Everyone is talking about Kombucha. Those that aren’t talking about Kombucha are talking about gut health and microbiota. And guess what improves gut health and microbiota? You guessed it; Kombucha!
Now I’ve seen Kombucha in the fridge at the supermarket and although I can’t quite say why, I suspect like anything, the real deal that you make yourself is going to be better for you if you can do it.
Enter my beautiful friend who brought me some of her Kombucha to try. It was amazing! Looked beautiful with Turmeric and Ginger in the bottle, tasted lovely, and it even felt like it was doing me good! (I’m very visual!)
This friend of mine is turning into a bit of a Kombucha master in my mind. She’s made multiple batches and seems to be breeding scobys. Her last batch of Kombucha even became fizzy on it’s second brew. And it tasted amazing!
Keeping in mind that I can kill a sourdough starter with great regularity, I did warn her that it was highly likely that I was going to kill the scoby she was very kindly handing over! She assured me that it is incredibly hard to kill a scoby! They can survive for centuries with very little care!
I killed my scoby.
We’re not sure how. Maybe I was busy in the kitchen when I made the brew up and forgot to add sugar?
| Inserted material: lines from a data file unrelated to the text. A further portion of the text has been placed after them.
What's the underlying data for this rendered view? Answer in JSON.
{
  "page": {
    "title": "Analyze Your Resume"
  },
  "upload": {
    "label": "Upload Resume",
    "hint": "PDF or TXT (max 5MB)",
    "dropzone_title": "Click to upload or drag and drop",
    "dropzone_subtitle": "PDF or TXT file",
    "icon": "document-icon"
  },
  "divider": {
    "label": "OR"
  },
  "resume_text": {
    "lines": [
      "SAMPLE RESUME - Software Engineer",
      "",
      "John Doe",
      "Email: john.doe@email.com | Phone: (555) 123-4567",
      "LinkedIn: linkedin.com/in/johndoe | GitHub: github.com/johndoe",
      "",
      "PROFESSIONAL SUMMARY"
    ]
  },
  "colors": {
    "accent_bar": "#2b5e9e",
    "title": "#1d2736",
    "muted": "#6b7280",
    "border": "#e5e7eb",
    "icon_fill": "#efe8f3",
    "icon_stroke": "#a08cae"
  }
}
Maybe I added the scoby to the brew when it was too hot? Maybe when I thought it was too cold in the cupboard and put it on the bench it got too warm? Maybe I used too much of the wrong tea? Who knows… maybe the kids stuck their fingers in it! But it went mouldy and didn’t grow.
Enter scoby number two.
My Kombucha master very kindly gave me a second scoby and supervised the brewing… with strict instructions to allow the brew to cool completely before I added the scoby. Which I very patiently did. Now my Kombucha brew is sitting in the cupboard while I resist the urge to keep pulling it out and checking if it’s growing.
Want to give it a go yourself?
Here are the instructions that I’ve been given by my Kombucha master…
3 litres water
1 cup honey
5 green tea bags
• Bring the water to the boil
• Boil for 5 minutes if not using filtered water
• Turn the heat off, add honey and stir to dissolve
• Add tea bags
• Allow to cool to room temperature
Once tea mixture is at room temperature;
• Sterilise jar (I have used hot water and vinegar to do this and then allowed the jar to become cold before proceeding)
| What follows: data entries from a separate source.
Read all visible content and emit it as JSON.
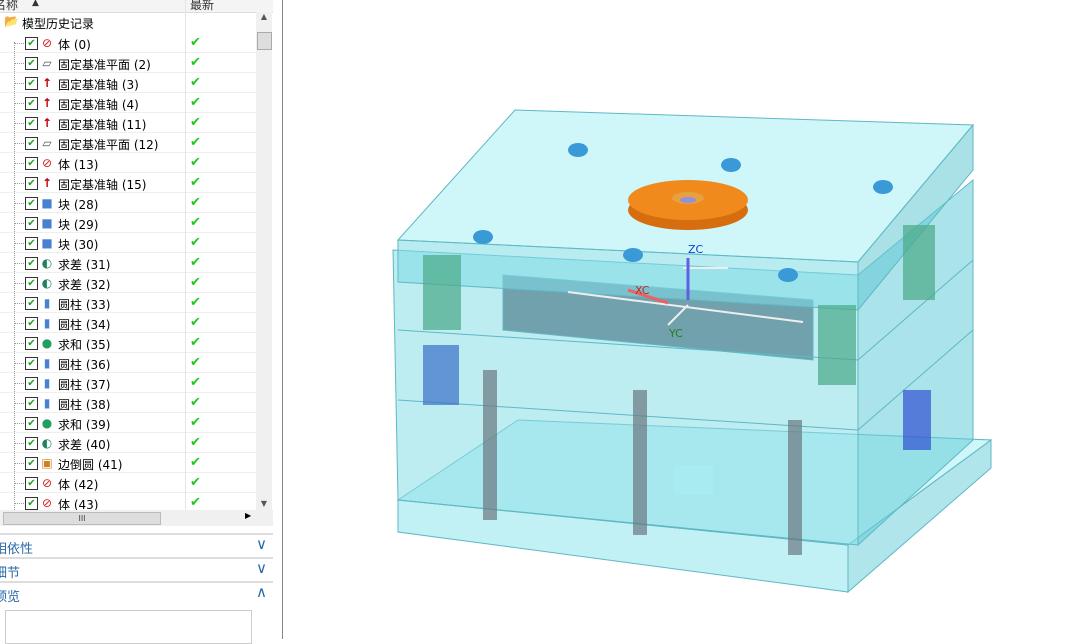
{
  "header": {
    "col_name": "名称",
    "col_latest": "最新"
  },
  "root": "模型历史记录",
  "rows": [
    {
      "icon": "body",
      "label": "体 (0)"
    },
    {
      "icon": "datum-plane",
      "label": "固定基准平面 (2)"
    },
    {
      "icon": "datum-axis",
      "label": "固定基准轴 (3)"
    },
    {
      "icon": "datum-axis",
      "label": "固定基准轴 (4)"
    },
    {
      "icon": "datum-axis",
      "label": "固定基准轴 (11)"
    },
    {
      "icon": "datum-plane",
      "label": "固定基准平面 (12)"
    },
    {
      "icon": "body",
      "label": "体 (13)"
    },
    {
      "icon": "datum-axis",
      "label": "固定基准轴 (15)"
    },
    {
      "icon": "block",
      "label": "块 (28)"
    },
    {
      "icon": "block",
      "label": "块 (29)"
    },
    {
      "icon": "block",
      "label": "块 (30)"
    },
    {
      "icon": "subtract",
      "label": "求差 (31)"
    },
    {
      "icon": "subtract",
      "label": "求差 (32)"
    },
    {
      "icon": "cylinder",
      "label": "圆柱 (33)"
    },
    {
      "icon": "cylinder",
      "label": "圆柱 (34)"
    },
    {
      "icon": "unite",
      "label": "求和 (35)"
    },
    {
      "icon": "cylinder",
      "label": "圆柱 (36)"
    },
    {
      "icon": "cylinder",
      "label": "圆柱 (37)"
    },
    {
      "icon": "cylinder",
      "label": "圆柱 (38)"
    },
    {
      "icon": "unite",
      "label": "求和 (39)"
    },
    {
      "icon": "subtract",
      "label": "求差 (40)"
    },
    {
      "icon": "edge-blend",
      "label": "边倒圆 (41)"
    },
    {
      "icon": "body",
      "label": "体 (42)"
    },
    {
      "icon": "body",
      "label": "体 (43)"
    }
  ],
  "scroll_grip": "III",
  "sections": [
    {
      "label": "相依性",
      "state": "collapsed",
      "chevron": "∨"
    },
    {
      "label": "细节",
      "state": "collapsed",
      "chevron": "∨"
    },
    {
      "label": "预览",
      "state": "expanded",
      "chevron": "∧"
    }
  ],
  "viewport": {
    "axes": {
      "z": "ZC",
      "x": "XC",
      "y": "YC"
    },
    "colors": {
      "plate": "#7fe0e8",
      "locating_ring": "#f08a1c",
      "accent": "#2a6aa8"
    }
  }
}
• Remove tea bags, or you can use tea leaves but would need to strain the tea mixture
• Pour tea mixture into the jar
• With clean hands place scoby into the jar with some of the liquid that the scoby was in
• Cover with muslin/cheesecloth or something similar and secure with an elastic band
• Place the kombucha in a warm, dark place – I use the pantry as the door is always open and it needs to have airflow
Is is ready?
It can be helpful to taste the tea mixture before you add the scoby. This will allow you to taste have sweet it is. You will be able to smell the sugars being digested by the scoby and will see another scoby forming on the top of the original one.
Depending on the time of year, (faster in summer and slower in winter), you can taste the kombucha by putting a straw into the liquid and it should taste like a mix of sweet and sour. Sort of like apple cider vinegar but with some sweetness.
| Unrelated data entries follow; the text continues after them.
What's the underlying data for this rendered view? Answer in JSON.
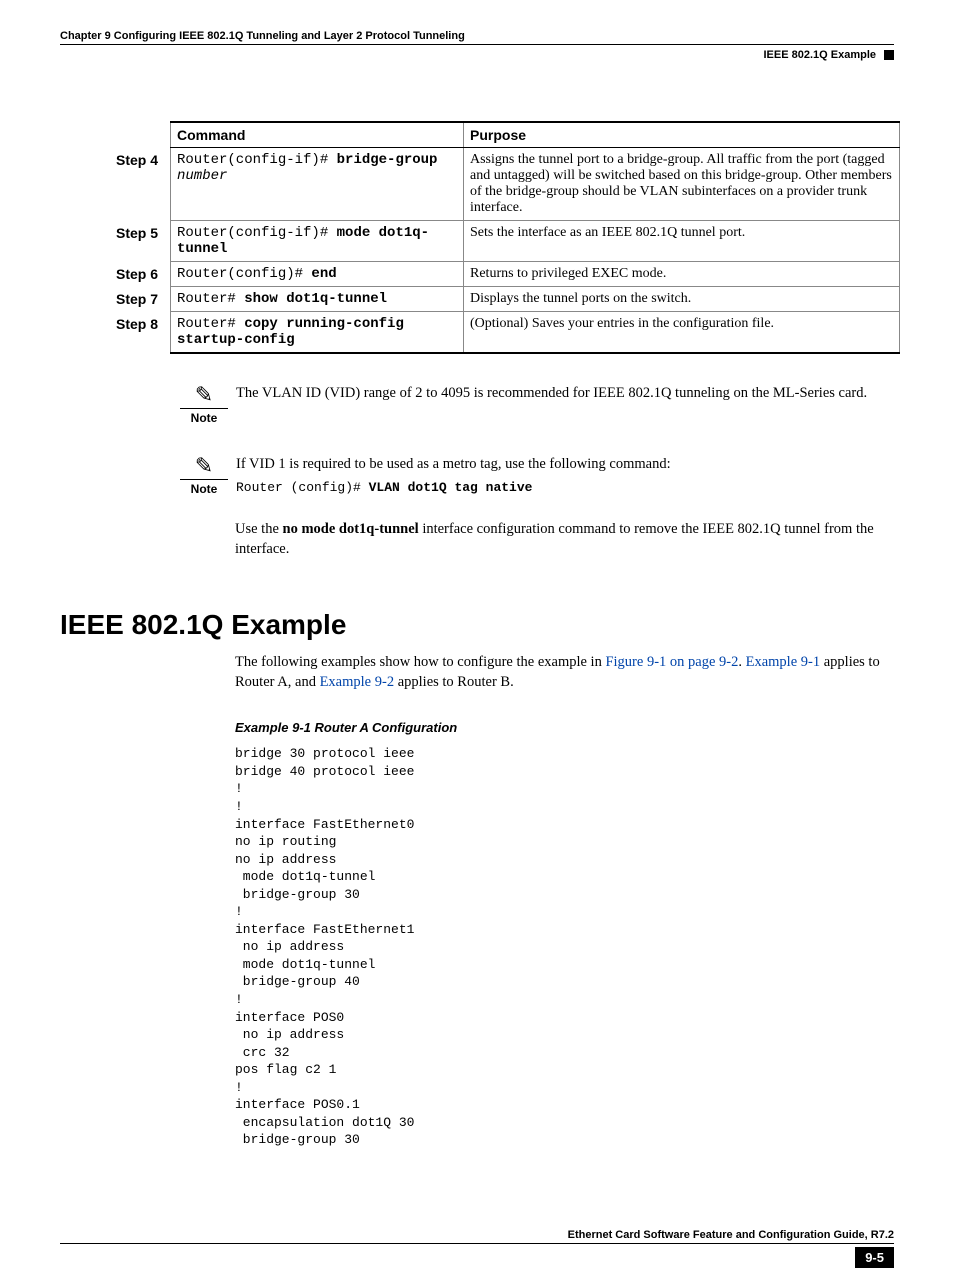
{
  "header": {
    "chapter": "Chapter 9    Configuring IEEE 802.1Q Tunneling and Layer 2 Protocol Tunneling",
    "section": "IEEE 802.1Q Example"
  },
  "table": {
    "headers": {
      "command": "Command",
      "purpose": "Purpose"
    },
    "rows": [
      {
        "step": "Step 4",
        "cmd_prefix": "Router(config-if)# ",
        "cmd_bold": "bridge-group",
        "cmd_italic": " number",
        "purpose": "Assigns the tunnel port to a bridge-group. All traffic from the port (tagged and untagged) will be switched based on this bridge-group. Other members of the bridge-group should be VLAN subinterfaces on a provider trunk interface."
      },
      {
        "step": "Step 5",
        "cmd_prefix": "Router(config-if)# ",
        "cmd_bold": "mode dot1q-tunnel",
        "cmd_italic": "",
        "purpose": "Sets the interface as an IEEE 802.1Q tunnel port."
      },
      {
        "step": "Step 6",
        "cmd_prefix": "Router(config)# ",
        "cmd_bold": "end",
        "cmd_italic": "",
        "purpose": "Returns to privileged EXEC mode."
      },
      {
        "step": "Step 7",
        "cmd_prefix": "Router# ",
        "cmd_bold": "show dot1q-tunnel",
        "cmd_italic": "",
        "purpose": "Displays the tunnel ports on the switch."
      },
      {
        "step": "Step 8",
        "cmd_prefix": "Router# ",
        "cmd_bold": "copy running-config startup-config",
        "cmd_italic": "",
        "purpose": "(Optional) Saves your entries in the configuration file."
      }
    ]
  },
  "notes": {
    "label": "Note",
    "n1": "The VLAN ID (VID) range of 2 to 4095 is recommended for IEEE 802.1Q tunneling on the ML-Series card.",
    "n2_text": "If VID 1 is required to be used as a metro tag, use the following command:",
    "n2_cmd_prefix": "Router (config)# ",
    "n2_cmd_bold": "VLAN dot1Q tag native"
  },
  "para": {
    "p1_a": "Use the ",
    "p1_bold": "no mode dot1q-tunnel",
    "p1_b": " interface configuration command to remove the IEEE 802.1Q tunnel from the interface.",
    "p2_a": "The following examples show how to configure the example in ",
    "p2_link1": "Figure 9-1 on page 9-2",
    "p2_b": ". ",
    "p2_link2": "Example 9-1",
    "p2_c": " applies to Router A, and ",
    "p2_link3": "Example 9-2",
    "p2_d": " applies to Router B."
  },
  "section_title": "IEEE 802.1Q Example",
  "example": {
    "title": "Example 9-1     Router A Configuration",
    "code": "bridge 30 protocol ieee\nbridge 40 protocol ieee\n!\n!\ninterface FastEthernet0\nno ip routing\nno ip address\n mode dot1q-tunnel\n bridge-group 30\n!\ninterface FastEthernet1\n no ip address\n mode dot1q-tunnel\n bridge-group 40\n!\ninterface POS0\n no ip address\n crc 32\npos flag c2 1\n!\ninterface POS0.1\n encapsulation dot1Q 30\n bridge-group 30"
  },
  "footer": {
    "title": "Ethernet Card Software Feature and Configuration Guide, R7.2",
    "page": "9-5"
  }
}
• With clean hands remove scoby to a plate with some of the liquid
• Sterilise the bottles
• Using a funnel and cheesecloth, pour the kombucha into the bottles
• Add your preferred flavourings or leave as is
• Seal and leave at room temperature for 1-3 days (depending on temperature, this is only a rough guide) to ferment
• Store in fridge and drink!
This process will form another scoby on top. You can store scobys in a jar with some of the liquid (needs to be covered or it will dry out) to use later or give to friends. Remember you only need one scoby to make kombucha. If the scoby seems thick, you can peel off the top one. Store it in the same place as your fermenting kombucha and every 6 weeks top up with some fresh tea/honey mixture. Without air the scoby will grow very slowly but will stay active for future use. They can also be cut down to fit in a jar.
Of course the key ingredient is a scoby!
I’ve heard you can buy them, but start by asking your friends… it’s highly likely one of them is getting into this fermented awesomeness and will have a baby scoby for you. And no… I’m not giving you the name of my Kombucha master in case I need a third (or fourth) scoby before I get them breeding!
If you’re lucky I may be able to give you a scoby in a few months when I have glowing microbiota and fizzy Kombucha.